Commenting on the decision, Viviane Reding welcomed the urge to tighten privacy and data protection legislation – a view that raises more questions than settling some. This case puts forward questions about the relation of data, or content, and archiving processes: the court decision makes us uncertain about the legitimacy of connecting archived data to the particular subject, the authorship of records and the rights and mandates it forges, and finally the archivist project, the process of archiving itself. Whose property is the archive – and what kind of an archive is in question at all?

Database + algorithm = archive

While it is clear that the EU decision concerns the World Wide Web, it is important to emphasize that it goes beyond that layer of the internet and directly questions the position of the archive – not merely from an information technological aspect, but in terms of cultural memory, history, and the subject. Those in favour of the decision hail the “right to be forgotten,” claiming the victory of individual sovereignty. However, what this case brings to the forefront is not a spontaneous gesture of forgetting, but a forceful attempt at repressing something embarrassing or simply outdated record concerning an individual. Is it not a replay of the infamous case of Paul de Man, whose personal archive spat out the forgotten traces of a young pro-Nazi commenter (see Ernst, 2008, 150-154)? Seen in this light, would de Man be right to ask Google to “forget” his past to mask his youth? And once digital technology is involved: is there a possibility to implement the right to be forgotten the way EU legislation envisages it? In other words, can digital mnemic traces, algorithmic mnemotechnics deleted or altered in a way that the record in question leaves no trace?
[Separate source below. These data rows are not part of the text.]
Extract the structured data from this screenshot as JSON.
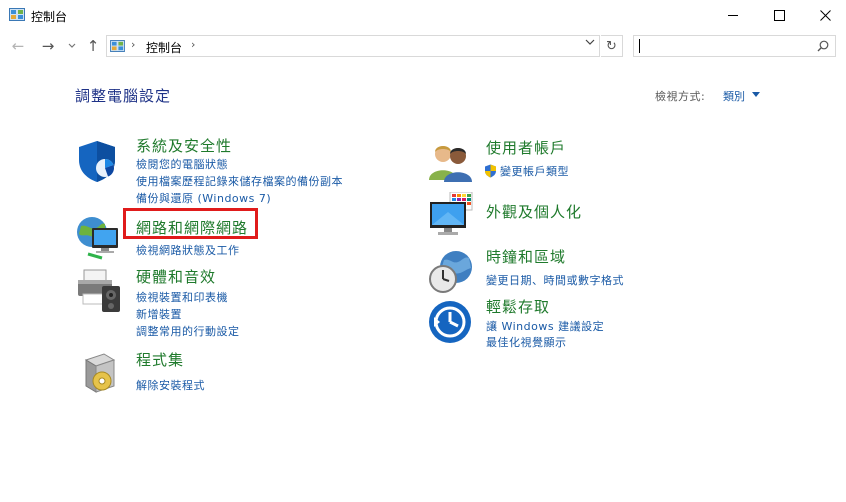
{
  "window": {
    "title": "控制台",
    "minimize": "—",
    "maximize": "☐",
    "close": "✕"
  },
  "nav": {
    "back_icon": "←",
    "forward_icon": "→",
    "recent_icon": "⌄",
    "up_icon": "↑",
    "address_text": "控制台",
    "address_separator": "›",
    "dropdown_icon": "⌄",
    "refresh_icon": "↻",
    "search_placeholder": ""
  },
  "header": {
    "title": "調整電腦設定",
    "view_by_label": "檢視方式:",
    "view_by_value": "類別"
  },
  "categories_left": [
    {
      "title": "系統及安全性",
      "links": [
        "檢閱您的電腦狀態",
        "使用檔案歷程記錄來儲存檔案的備份副本",
        "備份與還原 (Windows 7)"
      ]
    },
    {
      "title": "網路和網際網路",
      "links": [
        "檢視網路狀態及工作"
      ]
    },
    {
      "title": "硬體和音效",
      "links": [
        "檢視裝置和印表機",
        "新增裝置",
        "調整常用的行動設定"
      ]
    },
    {
      "title": "程式集",
      "links": [
        "解除安裝程式"
      ]
    }
  ],
  "categories_right": [
    {
      "title": "使用者帳戶",
      "links": [
        "變更帳戶類型"
      ]
    },
    {
      "title": "外觀及個人化",
      "links": []
    },
    {
      "title": "時鐘和區域",
      "links": [
        "變更日期、時間或數字格式"
      ]
    },
    {
      "title": "輕鬆存取",
      "links": [
        "讓 Windows 建議設定",
        "最佳化視覺顯示"
      ]
    }
  ],
  "colors": {
    "category_title": "#1f7a2c",
    "link": "#1a5aa6",
    "page_title": "#1e3287",
    "highlight_box": "#e01b1b"
  }
}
The answer to that should be an absolute no. No in terms of the philosophical aspect, and no in terms of the technological side. The digital archive, in this context, is nothing else but an indexed database that serves as a pool of data from which algorithms carry pieces of information or records to the site of the human-computer interface (in the above case, to the search result page of a Google query). It means that the data (or collection of records), the search algorithms, and the interface that appears for the user are different levels of the archival constellation, where these technically separate levels can be programmed differently and behave according to different logics. This is the trick of the archive in the age of the internet: while an EU Court decision can make Google erase the hyperlinks pointing at the unwanted content, it obviously does not mean that the references should completely disappear from either the database or the algorithms at work. On the contrary: the hyperlinks do not show up on Google’s interface precisely because the algorithm is taught to foreclose it – in other words, there needs to be a record kept of the specific content or data, and the order to evade its listing.

This is the logic of the trace in Derridean thinking: “[t]he word ‘trace’ is a metaphor for the effect of the opposite concept, which is no longer present but has left its mark on the concept we are now considering” (Balkin, 1998a). This is how deconstructive logic proceeds, as it untangles the repressed, forgotten, or erased concepts in another (usually opposite) one, and lays their codependence bare to investigate (Derrida, 1976, 46-47). The lack (i.e. the apparent non-presence, the spectral quality) of the missing link the record presents in the database of the archive is thus more emphatically remembered than ever before: the algorithm needs to identify its trace in order to effectively put it under erasure (sous rature).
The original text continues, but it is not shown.